AndroidEver since spending three and a half years doing outsourced support for Microsoft I had always been a "softie" at heart - that much exposure can be akin to brain-washing and we always used to joke that I had an MS barcode on the back of my head. This attitude was very noticeable in that the original "Randomelements :: Blog" was self hosted on one version of Sharepoint or another (wow did it really go back to 2004?)

It was only natural, therefore, to move to the Windows Mobile platform as my smartphone of choice - starting with the Orange SPV550 and moving through a few other phones and OS iterations. Coming from that background I am obviously used to being able to install apps from anywhere so I resisted moving to the iPhone on a point of principal - the closed system with all applications needing to go via the App Store just seemed an unnatural barrier which you shouldn't need to rely on jailbreaking to get around.

There is not doubt that the iPhone (and now the upcoming version 4) was a gamer changer and a great device but one which didn't fit my needs or way of doing things. When my HTC Touch Dual finally died (after many, many flashes of custom ROMs) I spent a year with the Nokia XM5800 which, in all fairness, is a great phone but a bit bulky in the pocket so, the time came to move on - Gravity by @janole, however, is an absolute MUST for anyone with a supported S60 device.

Step up Android

I'll admit that I'm late to the party as far as Android is concerned but maybe that's for the best. I've entered the fold with the OS at v2.1 so never experienced life without multi-touch or the app drawer; instead I have the great looking Sense UI and a very stable, mature operating system at my disposal.

In a way the HTC Sense UI is almost like a homecoming having used TouchFlo/Manilla on Windows Mobile so my new HTC Desire was instantly familiar straight out of the box (OOTB).

Android v iPhone

With the inpending arrival of the iPhone 4, the debate over whether iOS or Android is better has been raging just as furiously as the Mac v PC argument ever did. Nowhere has this been highlighted better than Robert Scoble's post on Buzz. Robert has been extoling the virues of the Android OOTB experience: "all my contacts, apps, calendar items, and other things automatically synched without hooking it up to anything" but (despite using a gmail account for years) having all of my details in Outlook I did not experience this.

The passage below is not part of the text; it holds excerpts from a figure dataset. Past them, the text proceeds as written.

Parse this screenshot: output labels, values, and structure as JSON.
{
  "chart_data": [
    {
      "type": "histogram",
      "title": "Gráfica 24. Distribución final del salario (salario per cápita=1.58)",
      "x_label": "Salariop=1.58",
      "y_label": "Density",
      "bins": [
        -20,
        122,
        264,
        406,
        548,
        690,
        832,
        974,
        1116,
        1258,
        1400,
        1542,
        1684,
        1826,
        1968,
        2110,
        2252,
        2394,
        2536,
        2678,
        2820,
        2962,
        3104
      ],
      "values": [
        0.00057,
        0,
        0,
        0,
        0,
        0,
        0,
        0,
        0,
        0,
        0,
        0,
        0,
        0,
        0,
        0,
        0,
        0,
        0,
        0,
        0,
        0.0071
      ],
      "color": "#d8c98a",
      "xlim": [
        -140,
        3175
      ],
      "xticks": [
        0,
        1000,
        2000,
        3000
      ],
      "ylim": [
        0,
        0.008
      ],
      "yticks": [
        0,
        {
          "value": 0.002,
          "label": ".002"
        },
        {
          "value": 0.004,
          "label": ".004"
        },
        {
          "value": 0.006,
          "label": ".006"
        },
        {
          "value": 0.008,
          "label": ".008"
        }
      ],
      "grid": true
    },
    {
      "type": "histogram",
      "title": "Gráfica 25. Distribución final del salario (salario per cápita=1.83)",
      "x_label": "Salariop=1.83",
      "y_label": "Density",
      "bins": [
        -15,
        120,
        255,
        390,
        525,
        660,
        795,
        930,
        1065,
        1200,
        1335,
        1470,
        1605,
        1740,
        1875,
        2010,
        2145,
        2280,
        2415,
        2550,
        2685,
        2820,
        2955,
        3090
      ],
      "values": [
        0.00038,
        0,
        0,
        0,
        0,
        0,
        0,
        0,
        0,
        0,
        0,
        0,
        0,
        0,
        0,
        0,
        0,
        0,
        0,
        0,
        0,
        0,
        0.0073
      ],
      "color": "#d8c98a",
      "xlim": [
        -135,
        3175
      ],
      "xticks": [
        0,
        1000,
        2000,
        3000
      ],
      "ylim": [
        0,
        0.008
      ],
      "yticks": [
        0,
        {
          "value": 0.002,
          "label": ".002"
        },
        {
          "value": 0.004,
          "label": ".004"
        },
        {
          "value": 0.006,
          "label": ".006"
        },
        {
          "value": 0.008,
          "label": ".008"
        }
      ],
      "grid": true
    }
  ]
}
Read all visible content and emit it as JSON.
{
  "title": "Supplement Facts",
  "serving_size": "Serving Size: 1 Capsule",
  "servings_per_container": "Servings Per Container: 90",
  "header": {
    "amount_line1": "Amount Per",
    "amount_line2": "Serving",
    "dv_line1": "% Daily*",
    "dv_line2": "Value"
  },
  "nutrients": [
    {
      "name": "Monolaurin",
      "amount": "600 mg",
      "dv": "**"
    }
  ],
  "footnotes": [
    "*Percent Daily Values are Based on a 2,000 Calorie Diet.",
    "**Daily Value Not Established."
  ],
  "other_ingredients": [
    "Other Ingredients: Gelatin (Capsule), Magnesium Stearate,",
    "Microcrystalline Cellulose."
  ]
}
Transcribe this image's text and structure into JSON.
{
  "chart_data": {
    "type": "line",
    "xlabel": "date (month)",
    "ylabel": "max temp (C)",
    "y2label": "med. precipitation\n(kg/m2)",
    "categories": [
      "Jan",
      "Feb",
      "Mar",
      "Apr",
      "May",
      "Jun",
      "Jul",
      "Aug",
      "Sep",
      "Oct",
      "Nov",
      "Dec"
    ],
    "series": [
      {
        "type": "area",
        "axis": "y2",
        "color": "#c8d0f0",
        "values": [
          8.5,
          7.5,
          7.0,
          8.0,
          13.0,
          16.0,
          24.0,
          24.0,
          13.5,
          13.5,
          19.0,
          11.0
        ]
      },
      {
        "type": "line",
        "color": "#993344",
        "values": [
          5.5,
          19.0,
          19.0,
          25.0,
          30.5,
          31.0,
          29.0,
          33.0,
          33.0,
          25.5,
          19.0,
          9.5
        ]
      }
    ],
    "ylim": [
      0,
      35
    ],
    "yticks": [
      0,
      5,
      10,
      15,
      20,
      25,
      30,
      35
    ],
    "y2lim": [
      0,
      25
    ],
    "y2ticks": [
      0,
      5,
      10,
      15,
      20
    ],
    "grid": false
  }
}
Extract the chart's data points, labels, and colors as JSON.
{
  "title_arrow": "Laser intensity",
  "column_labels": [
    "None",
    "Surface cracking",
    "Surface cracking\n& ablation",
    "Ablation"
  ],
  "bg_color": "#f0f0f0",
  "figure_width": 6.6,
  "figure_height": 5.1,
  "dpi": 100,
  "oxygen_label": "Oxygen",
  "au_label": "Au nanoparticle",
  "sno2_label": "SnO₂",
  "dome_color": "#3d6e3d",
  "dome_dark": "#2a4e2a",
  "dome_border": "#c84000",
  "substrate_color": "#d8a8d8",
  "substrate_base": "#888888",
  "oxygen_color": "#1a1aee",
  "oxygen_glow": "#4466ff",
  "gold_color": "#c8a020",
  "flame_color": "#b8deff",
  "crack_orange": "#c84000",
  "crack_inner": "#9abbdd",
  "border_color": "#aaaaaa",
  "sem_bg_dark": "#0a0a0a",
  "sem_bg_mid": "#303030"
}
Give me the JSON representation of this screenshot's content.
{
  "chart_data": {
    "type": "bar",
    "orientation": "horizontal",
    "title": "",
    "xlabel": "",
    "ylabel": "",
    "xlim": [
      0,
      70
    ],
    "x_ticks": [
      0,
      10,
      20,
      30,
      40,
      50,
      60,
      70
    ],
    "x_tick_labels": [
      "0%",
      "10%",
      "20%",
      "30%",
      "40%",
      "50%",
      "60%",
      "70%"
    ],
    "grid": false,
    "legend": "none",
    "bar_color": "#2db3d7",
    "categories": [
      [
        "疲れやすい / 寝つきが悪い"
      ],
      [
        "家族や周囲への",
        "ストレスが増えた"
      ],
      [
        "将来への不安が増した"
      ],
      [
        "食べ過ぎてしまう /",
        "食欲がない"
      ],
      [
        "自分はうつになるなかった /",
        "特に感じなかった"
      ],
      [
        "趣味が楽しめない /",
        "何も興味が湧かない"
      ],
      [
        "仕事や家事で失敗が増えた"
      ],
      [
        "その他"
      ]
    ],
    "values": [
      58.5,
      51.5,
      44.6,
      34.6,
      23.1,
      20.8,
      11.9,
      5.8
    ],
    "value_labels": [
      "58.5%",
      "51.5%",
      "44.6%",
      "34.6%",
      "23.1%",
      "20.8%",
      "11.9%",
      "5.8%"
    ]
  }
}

As you would expect, the integration with the key Google applications is pretty much flawless and all achieved by just entering your GMail account details as part of the device setup. Even those apps in beta are seamlessly linked to your GMail account - take Google Listen as a great example.

I'm a big @scottsigler fan (an original junkie) so setting up his podcast in listen was my first priority; after doing so I was surprised, nay, delighted to find that Listen had automatically added it to a "Listen Subscriptions" section in Google Reader. How cool is that?

Listen Subscriptions

All change

It is this flawless integration that has prompted me to change the way I do things. I have converted all of my contacts to Google Contacts and - wait for it - completely dumped Outlook as my email client; I just don't need it any more. Sorry Microsoft!

Dumped Outlook

It really is something to say that a phone has altered my behaviour but there it is. There are a few holes such as the lack of a native file manager but the Android Market is beginning to flourish and is populated with numerous, good quality, free applications to fill these gaps.

Android is here to stay and not just make up the numbers.